Tributação diferenciada no
agronegócio não é privilégio
20 de outubro de 2017, 10h06
Dentro deste evento a palestra de abertura do professor Heleno Torres e de encerramento do professor Marco Aurélio Greco me levaram à elaboração deste texto, sobretudo, ao contextualizar com o momento que o setor está vivenciando em questões fiscais.
Explico.
Em razão da atual crise econômica e dificuldade do Governo em cumprir com suas despesas e metas, há forte discurso no sentido de abolir “incentivos”, “benefícios” ou “privilégios” de natureza fiscal de setores entre eles do agronegócio.
O outro ponto de ordem pragmática que me leva a esta reflexão, tem relação com a forma de intepretação e aplicação de dispositivos legais voltados a tributar de maneira diversa o setor do agronegócio. Temos observado uma conduta de buscar restringir ou mesmo impedir o gozo do que a própria lei concedeu, numa interpretação equivocadamente restritiva e sem conhecimento até mesmo da realidade do setor.

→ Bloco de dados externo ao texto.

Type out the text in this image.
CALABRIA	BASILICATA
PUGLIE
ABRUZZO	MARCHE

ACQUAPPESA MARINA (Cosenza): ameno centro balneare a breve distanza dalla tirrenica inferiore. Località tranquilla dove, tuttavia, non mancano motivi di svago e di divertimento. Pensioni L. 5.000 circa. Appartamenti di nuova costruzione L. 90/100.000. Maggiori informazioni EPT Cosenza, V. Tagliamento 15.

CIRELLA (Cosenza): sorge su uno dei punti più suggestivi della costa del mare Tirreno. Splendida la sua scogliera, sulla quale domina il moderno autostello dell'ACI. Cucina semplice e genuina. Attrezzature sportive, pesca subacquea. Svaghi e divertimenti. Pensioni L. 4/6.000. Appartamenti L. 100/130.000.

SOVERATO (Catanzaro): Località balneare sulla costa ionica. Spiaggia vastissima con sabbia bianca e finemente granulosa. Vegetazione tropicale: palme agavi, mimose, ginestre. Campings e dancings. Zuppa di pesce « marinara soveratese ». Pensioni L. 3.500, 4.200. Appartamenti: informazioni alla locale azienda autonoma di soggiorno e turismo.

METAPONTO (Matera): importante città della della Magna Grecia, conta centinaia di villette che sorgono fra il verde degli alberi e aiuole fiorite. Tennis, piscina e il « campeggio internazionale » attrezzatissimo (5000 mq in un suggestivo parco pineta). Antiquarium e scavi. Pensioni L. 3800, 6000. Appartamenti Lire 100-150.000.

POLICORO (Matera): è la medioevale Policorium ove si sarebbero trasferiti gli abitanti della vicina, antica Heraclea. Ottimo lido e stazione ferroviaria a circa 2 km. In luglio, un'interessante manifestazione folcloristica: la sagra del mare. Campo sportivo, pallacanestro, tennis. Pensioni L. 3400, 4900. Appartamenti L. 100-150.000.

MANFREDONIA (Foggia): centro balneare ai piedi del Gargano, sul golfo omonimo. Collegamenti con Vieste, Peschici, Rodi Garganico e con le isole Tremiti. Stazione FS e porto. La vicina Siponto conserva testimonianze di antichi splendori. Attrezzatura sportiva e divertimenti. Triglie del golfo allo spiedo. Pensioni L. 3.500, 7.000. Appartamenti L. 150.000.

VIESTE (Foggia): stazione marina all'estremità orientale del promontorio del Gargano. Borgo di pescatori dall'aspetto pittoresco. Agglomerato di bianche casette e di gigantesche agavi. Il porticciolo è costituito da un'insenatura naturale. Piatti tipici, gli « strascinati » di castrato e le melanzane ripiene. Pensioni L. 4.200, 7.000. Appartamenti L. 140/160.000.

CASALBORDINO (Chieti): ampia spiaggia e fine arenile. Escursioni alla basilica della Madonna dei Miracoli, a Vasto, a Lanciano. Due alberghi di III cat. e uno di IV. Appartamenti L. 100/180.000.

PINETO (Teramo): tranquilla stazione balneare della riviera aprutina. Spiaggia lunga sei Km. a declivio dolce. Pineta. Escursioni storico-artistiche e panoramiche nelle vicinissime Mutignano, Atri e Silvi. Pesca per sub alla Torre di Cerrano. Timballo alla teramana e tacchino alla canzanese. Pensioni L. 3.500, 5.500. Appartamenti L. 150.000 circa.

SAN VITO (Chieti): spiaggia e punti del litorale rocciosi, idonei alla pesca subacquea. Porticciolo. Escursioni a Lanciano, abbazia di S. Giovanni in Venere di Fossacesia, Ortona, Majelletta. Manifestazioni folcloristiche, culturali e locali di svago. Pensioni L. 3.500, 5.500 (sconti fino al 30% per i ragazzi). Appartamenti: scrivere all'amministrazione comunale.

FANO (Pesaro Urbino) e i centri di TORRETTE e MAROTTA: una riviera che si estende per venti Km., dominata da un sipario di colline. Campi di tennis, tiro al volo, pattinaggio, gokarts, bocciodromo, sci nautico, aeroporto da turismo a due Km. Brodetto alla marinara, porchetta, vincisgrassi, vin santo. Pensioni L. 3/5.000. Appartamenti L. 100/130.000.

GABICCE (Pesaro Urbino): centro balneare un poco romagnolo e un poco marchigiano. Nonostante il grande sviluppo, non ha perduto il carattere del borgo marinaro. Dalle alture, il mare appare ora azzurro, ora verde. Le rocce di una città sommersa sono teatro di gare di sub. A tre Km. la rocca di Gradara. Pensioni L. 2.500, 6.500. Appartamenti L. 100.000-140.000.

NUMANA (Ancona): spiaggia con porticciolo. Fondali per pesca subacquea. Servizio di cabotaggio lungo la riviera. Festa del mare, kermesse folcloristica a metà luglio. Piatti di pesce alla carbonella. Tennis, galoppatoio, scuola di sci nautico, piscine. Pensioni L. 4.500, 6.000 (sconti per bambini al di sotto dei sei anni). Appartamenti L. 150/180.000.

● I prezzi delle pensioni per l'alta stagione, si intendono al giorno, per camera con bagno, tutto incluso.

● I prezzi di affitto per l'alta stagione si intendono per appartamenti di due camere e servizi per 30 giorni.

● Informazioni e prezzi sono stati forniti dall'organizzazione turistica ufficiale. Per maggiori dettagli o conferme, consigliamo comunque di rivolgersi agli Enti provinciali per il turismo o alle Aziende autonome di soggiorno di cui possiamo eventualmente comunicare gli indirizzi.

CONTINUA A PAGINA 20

Pois bem. Reiteramos que “Tributar de forma diferenciada o setor do agronegócio não é privilégio, mas, verdadeiramente, cumprir o que determina a Constituição Federal e o sistema jurídico brasileiro”.
Ao se falar em “agronegócio” estamos incluindo uma ampla cadeia econômica que se inicia desde a elaboração de insumos para a produção agropecuária, a atividade rural ou agrária na essência, além de operações de produção agroindustrial, processamento, armazenagem, distribuição e consumo, ou até mesmo instrumentos financeiros voltados a fomentar estas atividades.
Este setor possui inúmeras especificidades ou peculiaridades que não podem ser ignoradas pelo legislador e que já representam um relevante ponto de partida a justificar um tratamento diferenciado em matéria fiscal que, em momento algum, pode receber o adjetivo de privilégio.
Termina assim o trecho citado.